Los 25 paraísos fiscales del IVTM en España
Pero las diferencias más extremas no se producen entre capitales, sino entre municipios pequeños que han convertido su baja fiscalidad en un reclamo para que empresas de alquiler y renting domicilien allí sus flotas. Según AEA, solo diez municipios concentran el 35% de todas las matriculaciones de coches de empresa de España —244.921 turismos sobre un total nacional de 694.559—, a pesar de tener entre 600 y 15.000 habitantes.
La explicación es sencilla: desde que en septiembre de 2000 desaparecieron los indicativos provinciales de las matrículas, cualquier empresa puede matricular sus vehículos donde más le convenga fiscalmente.
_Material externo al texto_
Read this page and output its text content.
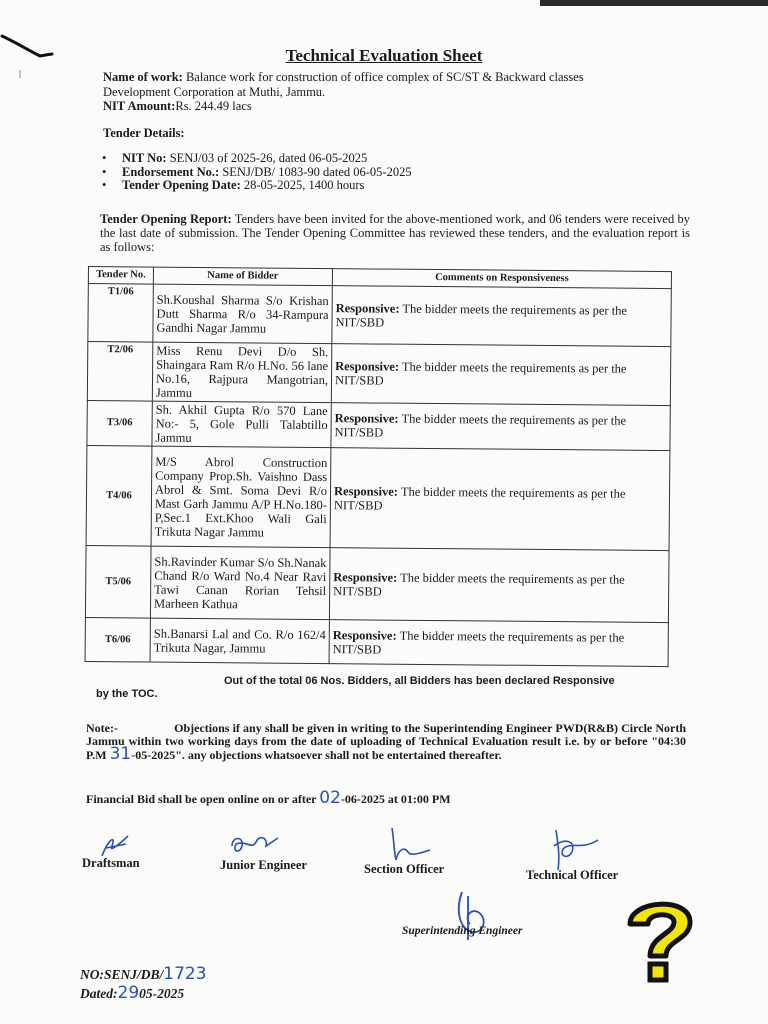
Technical Evaluation Sheet
Name of work: Balance work for construction of office complex of SC/ST & Backward classes
Development Corporation at Muthi, Jammu.
NIT Amount:Rs. 244.49 lacs
Tender Details:
• NIT No: SENJ/03 of 2025-26, dated 06-05-2025
• Endorsement No.: SENJ/DB/ 1083-90 dated 06-05-2025
• Tender Opening Date: 28-05-2025, 1400 hours
Tender Opening Report: Tenders have been invited for the above-mentioned work, and 06 tenders were received by the last date of submission. The Tender Opening Committee has reviewed these tenders, and the evaluation report is as follows:
Tender No.	Name of Bidder	Comments on Responsiveness
T1/06	Sh.Koushal Sharma S/o Krishan Dutt Sharma R/o 34-Rampura Gandhi Nagar Jammu	Responsive: The bidder meets the requirements as per the NIT/SBD
T2/06	Miss Renu Devi D/o Sh. Shaingara Ram R/o H.No. 56 lane No.16, Rajpura Mangotrian, Jammu	Responsive: The bidder meets the requirements as per the NIT/SBD
T3/06	Sh. Akhil Gupta R/o 570 Lane No:- 5, Gole Pulli Talabtillo Jammu	Responsive: The bidder meets the requirements as per the NIT/SBD
T4/06	M/S Abrol Construction Company Prop.Sh. Vaishno Dass Abrol & Smt. Soma Devi R/o Mast Garh Jammu A/P H.No.180-P,Sec.1 Ext.Khoo Wali Gali Trikuta Nagar Jammu	Responsive: The bidder meets the requirements as per the NIT/SBD
T5/06	Sh.Ravinder Kumar S/o Sh.Nanak Chand R/o Ward No.4 Near Ravi Tawi Canan Rorian Tehsil Marheen Kathua	Responsive: The bidder meets the requirements as per the NIT/SBD
T6/06	Sh.Banarsi Lal and Co. R/o 162/4 Trikuta Nagar, Jammu	Responsive: The bidder meets the requirements as per the NIT/SBD
Out of the total 06 Nos. Bidders, all Bidders has been declared Responsive
by the TOC.
Note:-	Objections if any shall be given in writing to the Superintending Engineer PWD(R&B) Circle North Jammu within two working days from the date of uploading of Technical Evaluation result i.e. by or before "04:30 P.M 31-05-2025". any objections whatsoever shall not be entertained thereafter.
Financial Bid shall be open online on or after 02-06-2025 at 01:00 PM
Draftsman	Junior Engineer	Section Officer	Technical Officer
Superintending Engineer
NO:SENJ/DB/1723
Dated:2905-2025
El resultado es que municipios como La Hiruela (Madrid), con apenas 88 habitantes, registró el año pasado 69 matriculaciones por habitante, un índice de motorización muy superior al de Estados Unidos o Japón.
En algunos casos, la diferencia de tarifa con respecto a la capital de provincia puede llegar al 900%. Los municipios de Las Rozas de Puerto Real, Patones o La Hiruela, en Madrid, cobran hasta siete veces menos que la capital. En Cataluña, Rajadell o Aguilar de Segarra cobran hasta ocho veces menos que Barcelona.
La lista completa de los 25 municipios identificados como paraísos fiscales por AEA incluye localidades de Madrid, Castellón, Barcelona, Mallorca, Zaragoza, Las Palmas, Málaga, Valencia, Alicante, Ciudad Real y Tarragona, entre las que destacan Moralzarzal, Venturada, Navacerrada, Finestrat, Tejeda o Brunete.